In this paper, numerical investigations on the aerodynamic characteristics of the last three stages and the exhaust hood for a large power steam turbine were conducted under a series of mass flow conditions (100% ∼ 10% of the design condition) using the commercial CFD software ANSYS-CFX. The single passages of the last three stages and the whole exhaust hood are combined together as the computational domain. The main objective of this present work is to analyze the aerodynamic performance and the flow behavior of the exhaust hood. The variations of the static pressure recovery coefficient and the total pressure loss coefficient while the mass flow rate decreasing were analyzed. The static pressure distributions along the diffuser surface under different flow conditions were illustrated. The development of the vortex near the outlet of the diffuser was demonstrated through the velocity vector distribution at the meridional plane of the exhaust hood.

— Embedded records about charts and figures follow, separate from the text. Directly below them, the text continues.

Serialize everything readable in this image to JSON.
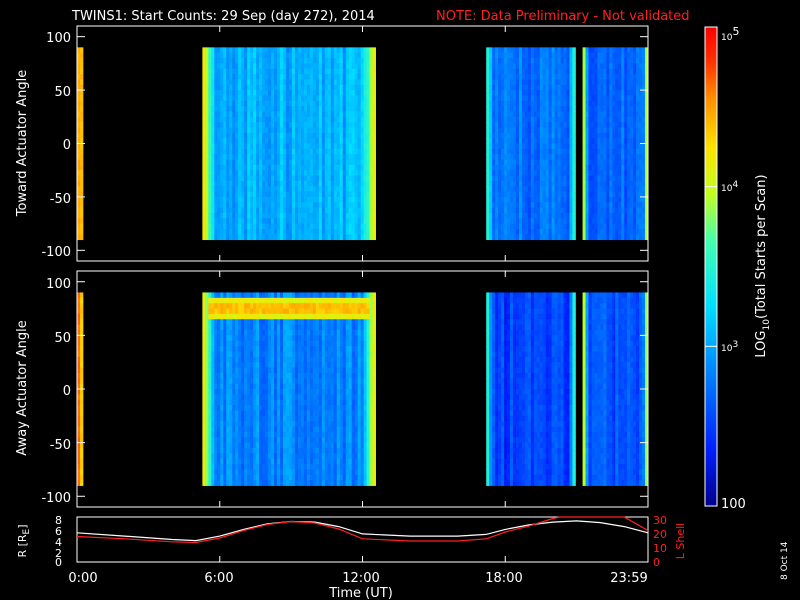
{
  "header": {
    "title": "TWINS1: Start Counts: 29 Sep (day 272), 2014",
    "note": "NOTE: Data Preliminary - Not validated"
  },
  "footer": {
    "date_stamp": "8 Oct 14"
  },
  "colors": {
    "background": "#000000",
    "axes": "#ffffff",
    "note": "#ff2020",
    "r_line": "#ffffff",
    "lshell_line": "#ff2020"
  },
  "chart_data": [
    {
      "type": "heatmap",
      "panel": "toward",
      "ylabel": "Toward Actuator Angle",
      "xlim": [
        0,
        24
      ],
      "ylim": [
        -110,
        110
      ],
      "yticks": [
        100,
        50,
        0,
        -50,
        -100
      ],
      "xticks": [
        0,
        6,
        12,
        18,
        24
      ],
      "colormap": "rainbow",
      "value_scale": "log",
      "data_segments": [
        {
          "start": 0.0,
          "end": 0.25,
          "base_log": 4.45
        },
        {
          "start": 5.27,
          "end": 12.55,
          "base_log": 3.05,
          "edge_log": 4.3
        },
        {
          "start": 17.2,
          "end": 20.95,
          "base_log": 2.75,
          "edge_log": 3.7
        },
        {
          "start": 21.25,
          "end": 24.0,
          "base_log": 2.7,
          "edge_log": 4.4
        }
      ],
      "angle_range": [
        -90,
        90
      ]
    },
    {
      "type": "heatmap",
      "panel": "away",
      "ylabel": "Away Actuator Angle",
      "xlim": [
        0,
        24
      ],
      "ylim": [
        -110,
        110
      ],
      "yticks": [
        100,
        50,
        0,
        -50,
        -100
      ],
      "xticks": [
        0,
        6,
        12,
        18,
        24
      ],
      "colormap": "rainbow",
      "value_scale": "log",
      "data_segments": [
        {
          "start": 0.0,
          "end": 0.25,
          "base_log": 4.5
        },
        {
          "start": 5.27,
          "end": 12.55,
          "base_log": 2.85,
          "edge_log": 4.3,
          "band_angle": 75,
          "band_log": 4.5
        },
        {
          "start": 17.2,
          "end": 20.95,
          "base_log": 2.5,
          "edge_log": 3.7
        },
        {
          "start": 21.25,
          "end": 24.0,
          "base_log": 2.6,
          "edge_log": 4.4
        }
      ],
      "angle_range": [
        -90,
        90
      ]
    },
    {
      "type": "colorbar",
      "label": "LOG10(Total Starts per Scan)",
      "ticks": [
        "10^5",
        "10^4",
        "10^3",
        "100"
      ],
      "range_log": [
        2,
        5
      ]
    },
    {
      "type": "line",
      "panel": "orbit",
      "xlabel": "Time (UT)",
      "xticks": [
        "0:00",
        "6:00",
        "12:00",
        "18:00",
        "23:59"
      ],
      "x_hours": [
        0,
        6,
        12,
        18,
        24
      ],
      "y_left": {
        "label": "R [RE]",
        "ticks": [
          0,
          2,
          4,
          6,
          8
        ],
        "range": [
          0,
          8
        ]
      },
      "y_right": {
        "label": "L Shell",
        "ticks": [
          0,
          10,
          20,
          30
        ],
        "range": [
          0,
          30
        ]
      },
      "series": [
        {
          "name": "R",
          "axis": "left",
          "x": [
            0,
            2,
            4,
            5,
            6,
            7,
            8,
            9,
            10,
            11,
            12,
            14,
            16,
            17.2,
            18,
            19,
            20,
            21,
            22,
            23,
            24
          ],
          "y": [
            5.2,
            4.6,
            4.0,
            3.8,
            4.6,
            5.8,
            6.8,
            7.2,
            7.1,
            6.3,
            5.0,
            4.6,
            4.6,
            4.9,
            5.8,
            6.6,
            7.1,
            7.3,
            7.0,
            6.3,
            5.2
          ]
        },
        {
          "name": "L Shell",
          "axis": "right",
          "x": [
            0,
            2,
            4,
            5,
            6,
            7,
            8,
            9,
            10,
            11,
            12,
            14,
            16,
            17.2,
            18,
            19,
            20,
            20.3,
            23.0,
            24
          ],
          "y": [
            17,
            15.5,
            13.5,
            13,
            16,
            21,
            25,
            27,
            26,
            22,
            15.5,
            14,
            14,
            15.5,
            20,
            24,
            29,
            31,
            31,
            21
          ]
        }
      ]
    }
  ],
  "axis_text": {
    "toward_ylabel": "Toward Actuator Angle",
    "away_ylabel": "Away Actuator Angle",
    "y_ticks": [
      "100",
      "50",
      "0",
      "-50",
      "-100"
    ],
    "time_ticks": [
      "0:00",
      "6:00",
      "12:00",
      "18:00",
      "23:59"
    ],
    "xlabel": "Time (UT)",
    "r_ticks": [
      "8",
      "6",
      "4",
      "2",
      "0"
    ],
    "l_ticks": [
      "30",
      "20",
      "10",
      "0"
    ],
    "r_label": "R [R",
    "r_label_sub": "E",
    "r_label_end": "]",
    "l_label": "L Shell",
    "cb_label_pre": "LOG",
    "cb_label_sub": "10",
    "cb_label_post": "(Total Starts per Scan)",
    "cb_ticks": {
      "t5": "10",
      "t5s": "5",
      "t4": "10",
      "t4s": "4",
      "t3": "10",
      "t3s": "3",
      "t2": "100"
    }
  }
}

The windage conditions were analyzed under 20% and 10% mass flow rate of the design condition. In addition, the back flow phenomenon was observed when the mass flow rate was below 50% of the design condition, and it starts from the hub region of the last stage rotor and grows up along the radial direction. The back flow also induces a sharp turning on the span-wise distribution of the angle θ (defined in Fig. 9) at the outlet of the last stage rotor. The three-dimensional streamlines inside the exhaust hood under different mass flow conditions were also compared.